Climat

Vers 410 ppm de C02 en 2017

Le Met Office a publié sa prévision de concentration de dioxyde de carbone atmosphérique pour 2017. L’agence britannique suggère que l’augmentation au cours de l’année sera inférieure à celle observée en 2016, qui fut la plus importante augmentation des 50 dernières années. Les niveaux de dioxyde de carbone devraient quand même augmenter davantage que sur la dernière décennie.

En 2016, le Met Office, en collaboration avec la Scripps Institution of Oceanography, avait correctement anticipé la hausse de la concentration de CO2 dans l’atmosphère. Celle-ci avait atteint un niveau record. Scripps mesure le CO2 continuellement depuis 1958 sur le site de Mauna Loa à Hawaï.

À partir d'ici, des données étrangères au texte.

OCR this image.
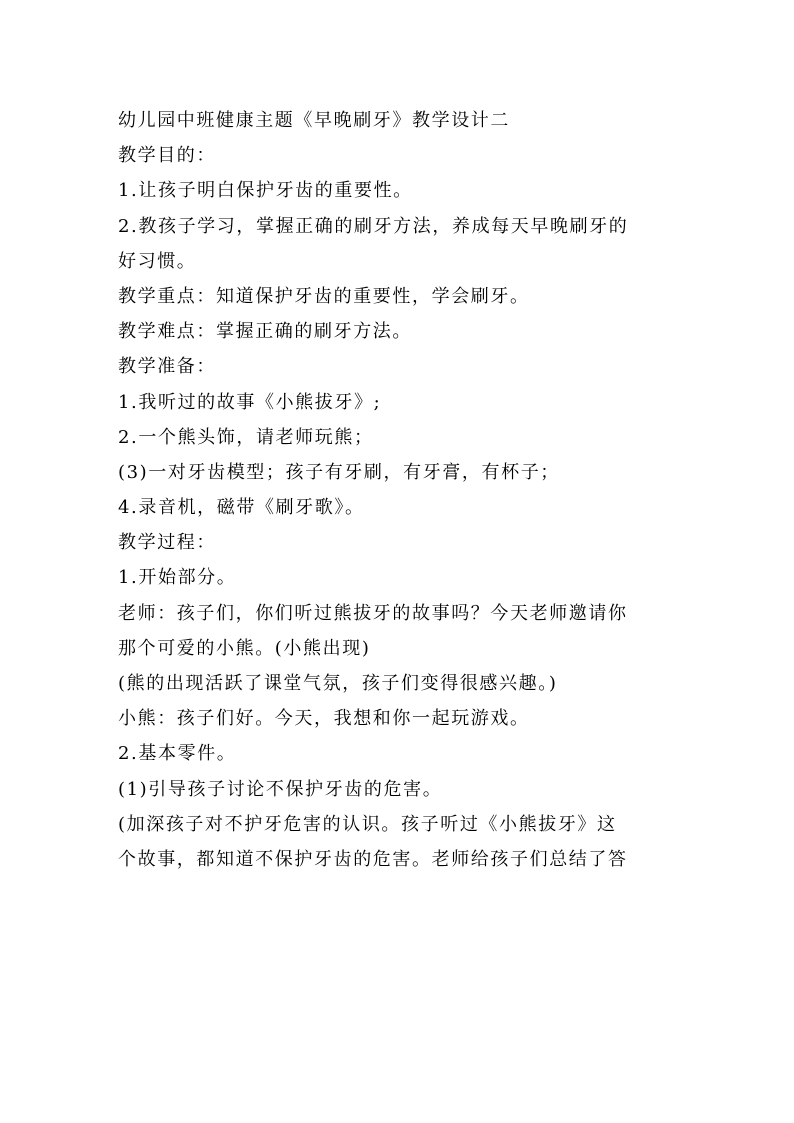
幼儿园中班健康主题《早晚刷牙》教学设计二
教学目的：
1.让孩子明白保护牙齿的重要性。
2.教孩子学习，掌握正确的刷牙方法，养成每天早晚刷牙的
好习惯。
教学重点：知道保护牙齿的重要性，学会刷牙。
教学难点：掌握正确的刷牙方法。
教学准备：
1.我听过的故事《小熊拔牙》;
2.一个熊头饰，请老师玩熊；
(3)一对牙齿模型；孩子有牙刷，有牙膏，有杯子；
4.录音机，磁带《刷牙歌》。
教学过程：
1.开始部分。
老师：孩子们，你们听过熊拔牙的故事吗？今天老师邀请你
那个可爱的小熊。(小熊出现)
(熊的出现活跃了课堂气氛，孩子们变得很感兴趣。)
小熊：孩子们好。今天，我想和你一起玩游戏。
2.基本零件。
(1)引导孩子讨论不保护牙齿的危害。
(加深孩子对不护牙危害的认识。孩子听过《小熊拔牙》这
个故事，都知道不保护牙齿的危害。老师给孩子们总结了答
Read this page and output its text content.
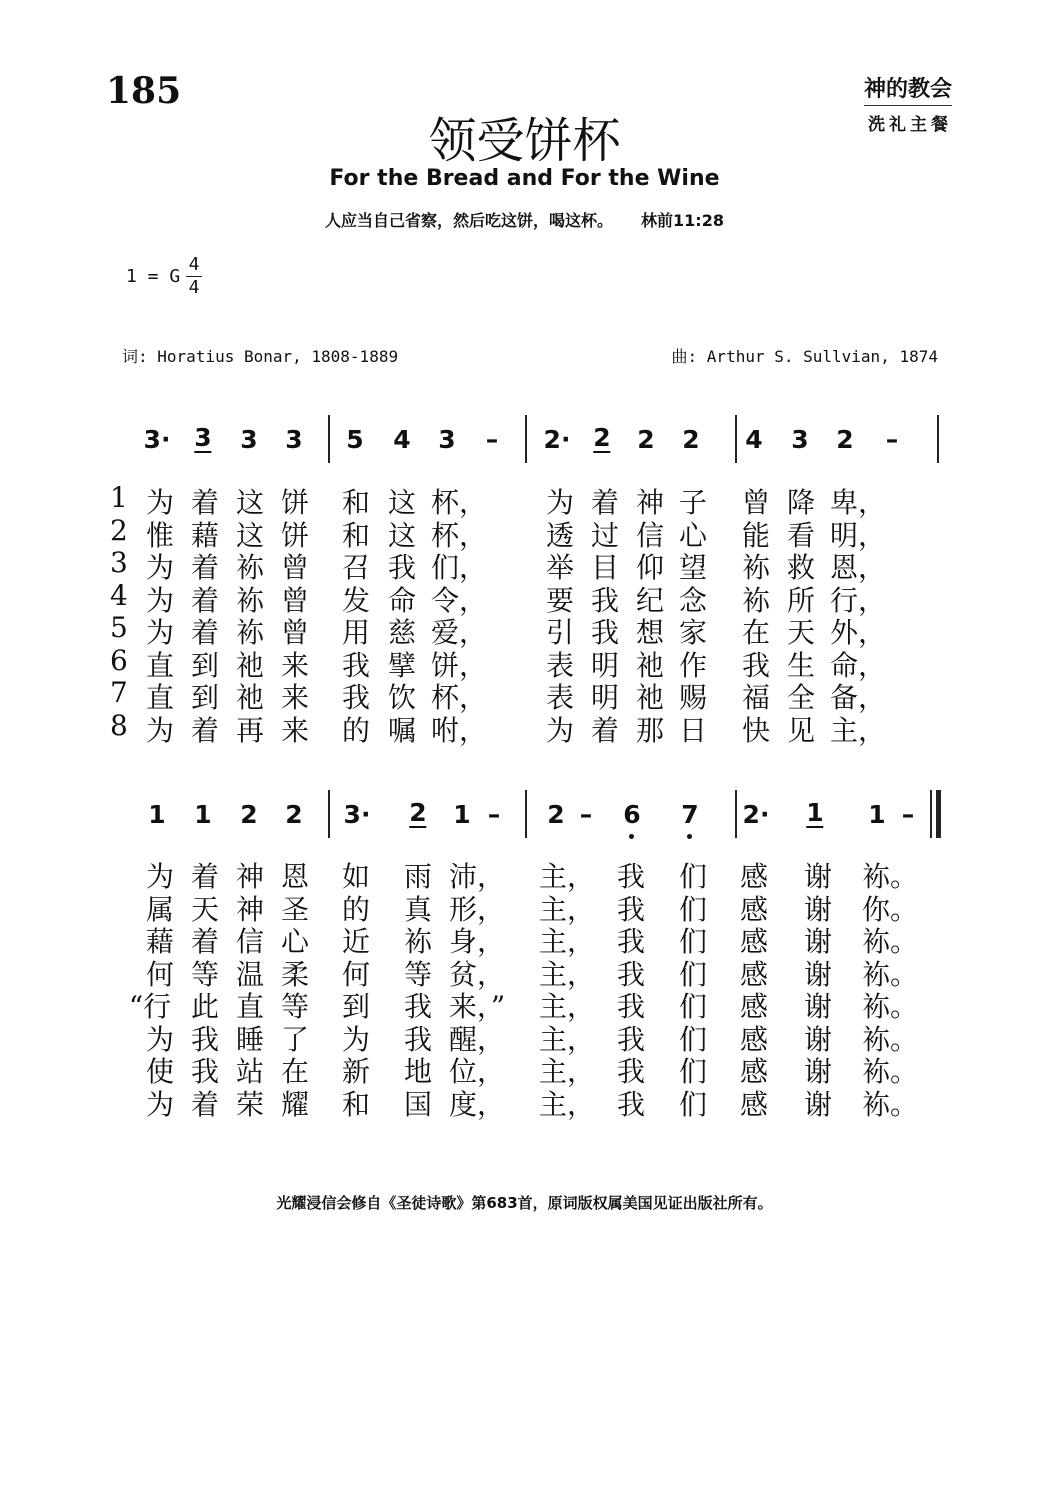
185	神的教会
洗礼主餐
领受饼杯
For the Bread and For the Wine
人应当自己省察，然后吃这饼，喝这杯。 林前11:28
1 = G
4
4
词: Horatius Bonar, 1808-1889	曲: Arthur S. Sullvian, 1874
3· 3 3 3 5 4 3 – 2· 2 2 2 4 3 2 –
1
2
3
4
5
6
7
8
为 着 这 饼 和 这 杯， 为 着 神 子 曾 降 卑，
惟 藉 这 饼 和 这 杯， 透 过 信 心 能 看 明，
为 着 袮 曾 召 我 们， 举 目 仰 望 袮 救 恩，
为 着 袮 曾 发 命 令， 要 我 纪 念 袮 所 行，
为 着 袮 曾 用 慈 爱， 引 我 想 家 在 天 外，
直 到 祂 来 我 擘 饼， 表 明 祂 作 我 生 命，
直 到 祂 来 我 饮 杯， 表 明 祂 赐 福 全 备，
为 着 再 来 的 嘱 咐， 为 着 那 日 快 见 主，
1 1 2 2 3· 2 1 – 2 – 6 7 2· 1 1 –
为 着 神 恩 如 雨 沛， 主， 我 们 感 谢 袮。
属 天 神 圣 的 真 形， 主， 我 们 感 谢 你。
藉 着 信 心 近 袮 身， 主， 我 们 感 谢 袮。
何 等 温 柔 何 等 贫， 主， 我 们 感 谢 袮。
“行 此 直 等 到 我 来，” 主， 我 们 感 谢 袮。
为 我 睡 了 为 我 醒， 主， 我 们 感 谢 袮。
使 我 站 在 新 地 位， 主， 我 们 感 谢 袮。
为 着 荣 耀 和 国 度， 主， 我 们 感 谢 袮。
光耀浸信会修自《圣徒诗歌》第683首，原词版权属美国见证出版社所有。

La notion de concentration de CO2 est à distinguer des chiffres concernant les émissions de CO2. Les émissions représentent ce qui entre dans l’atmosphère en raison des activités humaines, dont la combustion des ressources fossiles et la production de ciment. La concentration indique ce qui reste dans l’atmosphère au terme des interactions entre l’air, la biosphère et les océans. Environ un quart du total des émissions de CO2 sont absorbées par les océans et un autre quart par la biosphère, tempérant l’impact des activités humaines.

Pour 2017, la prévision est une hausse de la concentration de 2,5 ppm, moins importante que celle de 3,4 ppm en 2016, mais au-dessus de la moyenne des 10 dernières années.

Concentrations de CO2 observées et prévues. La ligne noire représente les observations. La prévision du Met Office apparaît en bleu pour 2016 (Betts et al., 2016). La nouvelle prévision est en orange. Source : Met Office.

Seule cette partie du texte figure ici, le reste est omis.